The New York County National Bank, "founded in 1855, erected this small but imposing neoclassical limestone-faced bank with Beaux-Arts motifs" in 1906-07 (quoting Guide to New York City Landmarks, text by Andrew S. Dolkart and Matthew A. Postal, 3d ed. 2004).
The building was designed by the architectural firm of De Lemos & Cordes with Rudolph L Daus.
De Lemos & Cordes were Theodore Wilhelm Emile De Lemos (1850-1909) and August Wilhelm Cordes (1850-?). De Lemos & Cordes also designed the Siegel Cooper Store on 6th Ave. between 18th and 19th Sts. (1896) (for more on Siegel Cooper see their warehouse building on 17th St.), the Adams Dry Goods Store at 6th Ave. and 21st St. (1900), the Keuffel & Esser Building at 127 Fulton St. (1892-1893), and Macy's Herald Square (1901-02) (original (Broadway) building).
Rudolph L. Daus (1854-1916) designed the New York & New Jersey Telephone Company Building at 81 Willoughby St., Brooklyn (1898) and several other prominent Brooklyn structures, as well as the Hoffman House Hotel Addition at the corner of Broadway and 25th St. (now demolished).
These portraits of De Lemos and Cordes appeared in Moses King's Notable New Yorkers of 1896-1899 (1899).

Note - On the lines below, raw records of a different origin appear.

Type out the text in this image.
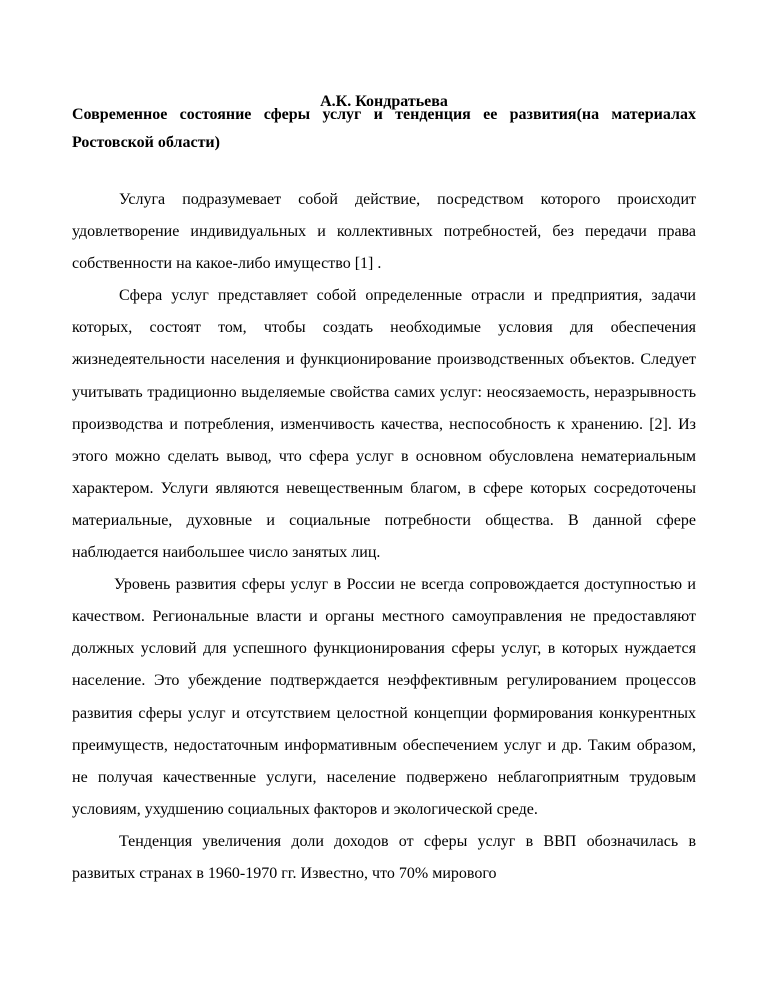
А.К. Кондратьева

Современное состояние сферы услуг и тенденция ее развития(на материалах Ростовской области)

Услуга подразумевает собой действие, посредством которого происходит удовлетворение индивидуальных и коллективных потребностей, без передачи права собственности на какое-либо имущество [1] .

Сфера услуг представляет собой определенные отрасли и предприятия, задачи которых, состоят том, чтобы создать необходимые условия для обеспечения жизнедеятельности населения и функционирование производственных объектов. Следует учитывать традиционно выделяемые свойства самих услуг: неосязаемость, неразрывность производства и потребления, изменчивость качества, неспособность к хранению. [2]. Из этого можно сделать вывод, что сфера услуг в основном обусловлена нематериальным характером. Услуги являются невещественным благом, в сфере которых сосредоточены материальные, духовные и социальные потребности общества. В данной сфере наблюдается наибольшее число занятых лиц.

Уровень развития сферы услуг в России не всегда сопровождается доступностью и качеством. Региональные власти и органы местного самоуправления не предоставляют должных условий для успешного функционирования сферы услуг, в которых нуждается население. Это убеждение подтверждается неэффективным регулированием процессов развития сферы услуг и отсутствием целостной концепции формирования конкурентных преимуществ, недостаточным информативным обеспечением услуг и др. Таким образом, не получая качественные услуги, население подвержено неблагоприятным трудовым условиям, ухудшению социальных факторов и экологической среде.

Тенденция увеличения доли доходов от сферы услуг в ВВП обозначилась в развитых странах в 1960-1970 гг. Известно, что 70% мирового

The building was occupied by the New York County National Bank until the late 1920s, then became a branch of Manufacturers Trust Co. in the early 1930s. Percy Loomis Sperr (1890-1964) took a pair of pictures of the bank dated March 21, 1931 and February 14, 1932 showing the pediment reading N Y County National Bank in the first and Manufacturers Trust Company in the second. These images can been seen on the New York Public Library's Digital Collections. Manufacturers Trust Co. became Manufacturers Hanover Trust in the mid-1960s, and they operated a branch bank here until around 1993/94 when Manufacturers Hanover merged with Chemical Bank.